A man in Japan has married a hologram in Tokyo this month.

Whilst sounding like a plot point from Black Mirror or Bladerunner, Akihiko Kondo, 35, has married a hologram of the 16-year-old Vocaloid Hatsune Miku. A Vocaloid is a Japanese media personality based around the Yamaha Corporation’s Vocaloid voice synthesiser software. Kondo married the hologram after spending the equivalent of nearly £13,700 on a Tokyo ceremony.

Whilst the ceremony is not legally binding, Kondo remains unphased and considers himself an ordinary married man. In addition to the cost of the wedding he spent a further £2,000 on the installation of a home device to further incorporate his holographic bride into his life. She wakes him up, sends him off to his job as a school administrator, and even sleeps beside him in the form a small doll which attended the ceremony, a wedding ring slipped over her left wrist.
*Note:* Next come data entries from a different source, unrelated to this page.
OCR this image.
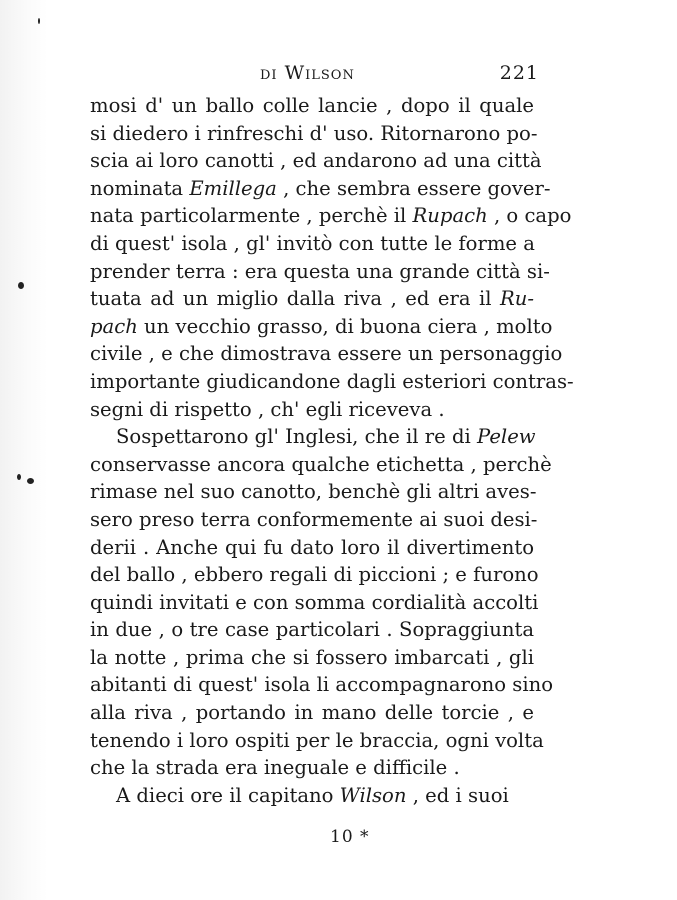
di Wilson	221
mosi d' un ballo colle lancie , dopo il quale
si diedero i rinfreschi d' uso. Ritornarono po-
scia ai loro canotti , ed andarono ad una città
nominata Emillega , che sembra essere gover-
nata particolarmente , perchè il Rupach , o capo
di quest' isola , gl' invitò con tutte le forme a
prender terra : era questa una grande città si-
tuata ad un miglio dalla riva , ed era il Ru-
pach un vecchio grasso, di buona ciera , molto
civile , e che dimostrava essere un personaggio
importante giudicandone dagli esteriori contras-
segni di rispetto , ch' egli riceveva .
Sospettarono gl' Inglesi, che il re di Pelew
conservasse ancora qualche etichetta , perchè
rimase nel suo canotto, benchè gli altri aves-
sero preso terra conformemente ai suoi desi-
derii . Anche qui fu dato loro il divertimento
del ballo , ebbero regali di piccioni ; e furono
quindi invitati e con somma cordialità accolti
in due , o tre case particolari . Sopraggiunta
la notte , prima che si fossero imbarcati , gli
abitanti di quest' isola li accompagnarono sino
alla riva , portando in mano delle torcie , e
tenendo i loro ospiti per le braccia, ogni volta
che la strada era ineguale e difficile .
A dieci ore il capitano Wilson , ed i suoi
10 *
When talking about the possibility of dating a “3D woman”, Kondo told Reuters that for him “It’s simply not right, it’s as if you were trying to talk a gay man into dating a woman, or a lesbian into a relationship with a man.”

In Japan the news has been received with some shock, however,attitudes in the UK have been seemingly more liberal. Catarina Goncalves, a member of Brunel Anime Society, said: “I think it is fair enough because he isn’t harming anyone and it’s a fake person, not a real person.” She added that she thought it was unhealthy but said he had the right to do what he wanted.

But this is not a new phenomenon in Japan. In 2009 the Telegraph reported that another Japanese gamer, going by the username Sal9000, married Nene Anegasaki, a character from the Japanese dating simulator Love Plus.

Before the prospect of marrying the hologram, Kondo was not considering marriage, something not unusual amongst Japanese men with one in four choosing to remain single according to a 2017 report from the National Institute of Population and Social Security Research.

Similarly, a recent article from Lancet has noted that global fertility rates have halvedsince the 1970’s. Per woman in 1970, the global fertility rate was 4.7 children but, as of 2017, that number has halved to 2.4. The article also notes that half of all countries studied are experiencing a “baby bust” with a birth rate below that necessary to continue their current populations.

According to the article, Japan has a birth rate of 1.3 children per woman and, with more men deciding to remain unmarried and stories such as Kondo’s becoming more and more prevalent, it does not seem likely to rise in the near future.